FM – A filosofia inerente a este disco não anda longe da partilhada por Rão Kyao, ou anda?
Carlos Martins – A orientalidade não é um factor que me inspire musicalmente, linearmente, do tipo “eu penso oriental, a música é oriental”. A orientalidade está em mim como sensibilidade. O que se passa aqui é que ando á procura de outro caminho, do Caminho do Oriente. À procura do fado, da morna e do choro lento. Mas sem tudo o queo que o Vasco tem de Cabo Verde eu não tocaria desta maneira. É uma relação interactiva.
FM – Este projecto enquadra-se na estética “new age”?
Vasco Martins – A “new age” é muito contestada na Europa porque é tida como um apêndice de filosofias orientalistas americanas. Hoje em dia, a “new age” já não é isso. Há bons músicos de “new age” a fazerem bons trabalhos, algun deles músicos de jazz.
FM – Precisamente, há, sobretudo da parte dos puristas, quem não veja com bons olhos essa “fuga” de muitos músicos de jazz para essa outra área musical…

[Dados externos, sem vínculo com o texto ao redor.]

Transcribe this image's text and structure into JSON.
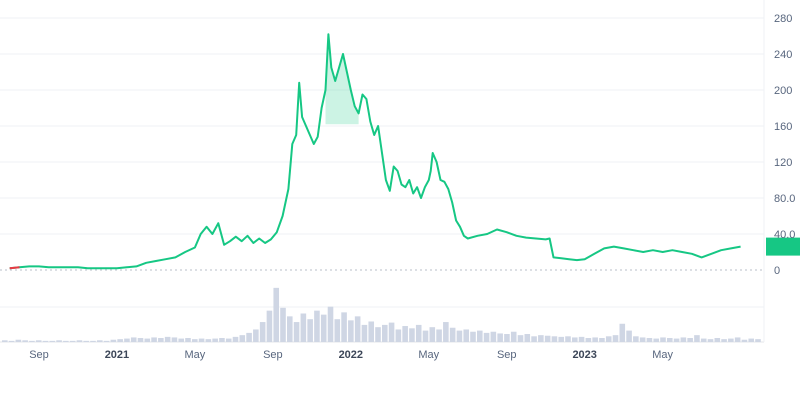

Carlos Martins – Não sou preto, não sou americano, não vivo em Nova Iorque, não tenho que representar coisa nenhuma do jazz, tenho é que adaptar à minha música e à minha tradição tudo aquilo que aprendi do jazz, que é uma das linguagens mais belas deste século e que se tornou universal pela capacidade de improvisar e sair do seu próprio mundo e de elaborar mundos novos a uma velocidade vertiginosa. Para mim este disco é um descanso. É uma atitude assumida. Há quanto tempo é que existem uma guitarra e uma voz a cantar? É ancestral. Antes da “new age”, antes do jazz, existiu sempre um tipo a bater numas cordas, a fazer um som e a cantar. É isso que se passa neste disco, estou-me perfeitamente nas tintas para o resto. Isto para mim representa um tipo a cantar sobre as harmonias de umas cordas. É antigo, é o que eu sinto e é o que praticava quando era miúdo, com uma flautazinha no jardim.